NASA’s Juno spacecraft has made the closest approach to Jupiter’s tantalizing, icy moon Europa in more than 20 years.
Juno on Thursday zipped within approximately 219 miles (352 kilometers) of Europa, thought to have an ocean flowing beneath its thick frozen crust, raising the possibility of underwater life. Scientists hailed the flyby as a success, with four pictures beamed down and released within several hours.
Scientists had hoped to observe possible water plumes shooting from the surface of Europa, close in size to Earth's moon. But none were immediately visible in the initial look.
“We have to be at the right place at just the right time," Juno's chief scientist, Scott Bolton of Southwest Research Institute in San Antonio, said in a statement.

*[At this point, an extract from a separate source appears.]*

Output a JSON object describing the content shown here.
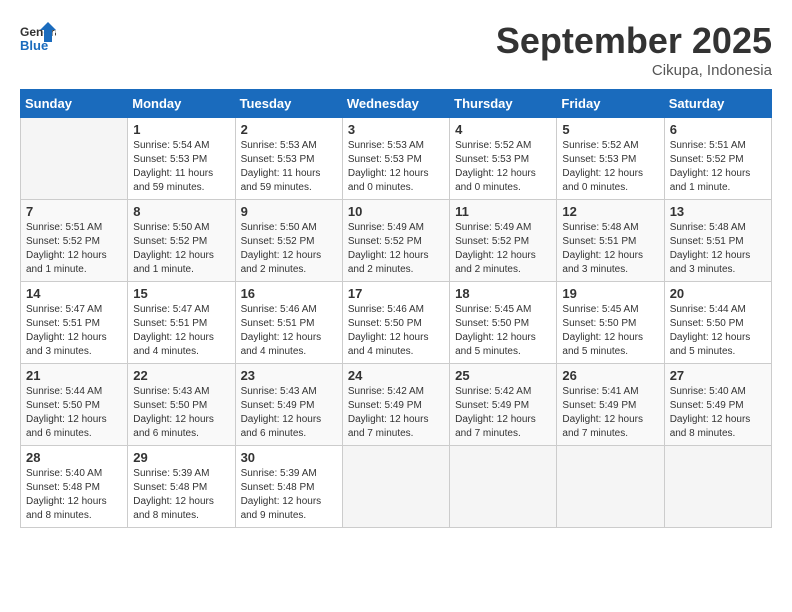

John Bordi, deputy mission manager at NASA’s Jet Propulsion Laboratory, expected the spacecraft to go “screaming by pretty fast,” with a relative velocity of almost 15 miles per second (23.6 kilometers per second).
The first photo from the flyby is a closeup of Europa's equatorial region, crisscrossed by ridges, troughs and possibly an impact crater.
The latest observations will help NASA plan for its Europa Clipper mission, due to launch in 2024 and arrive at the Jovian system in 2030. The European Space Agency also plans close encounters with its Jupiter Icy Moons Explorer, or Juice, lifting off next year.
NASA's former Galileo spacecraft still holds the Europa flyby record, passing within 218 miles (351 kilometers) in 2000.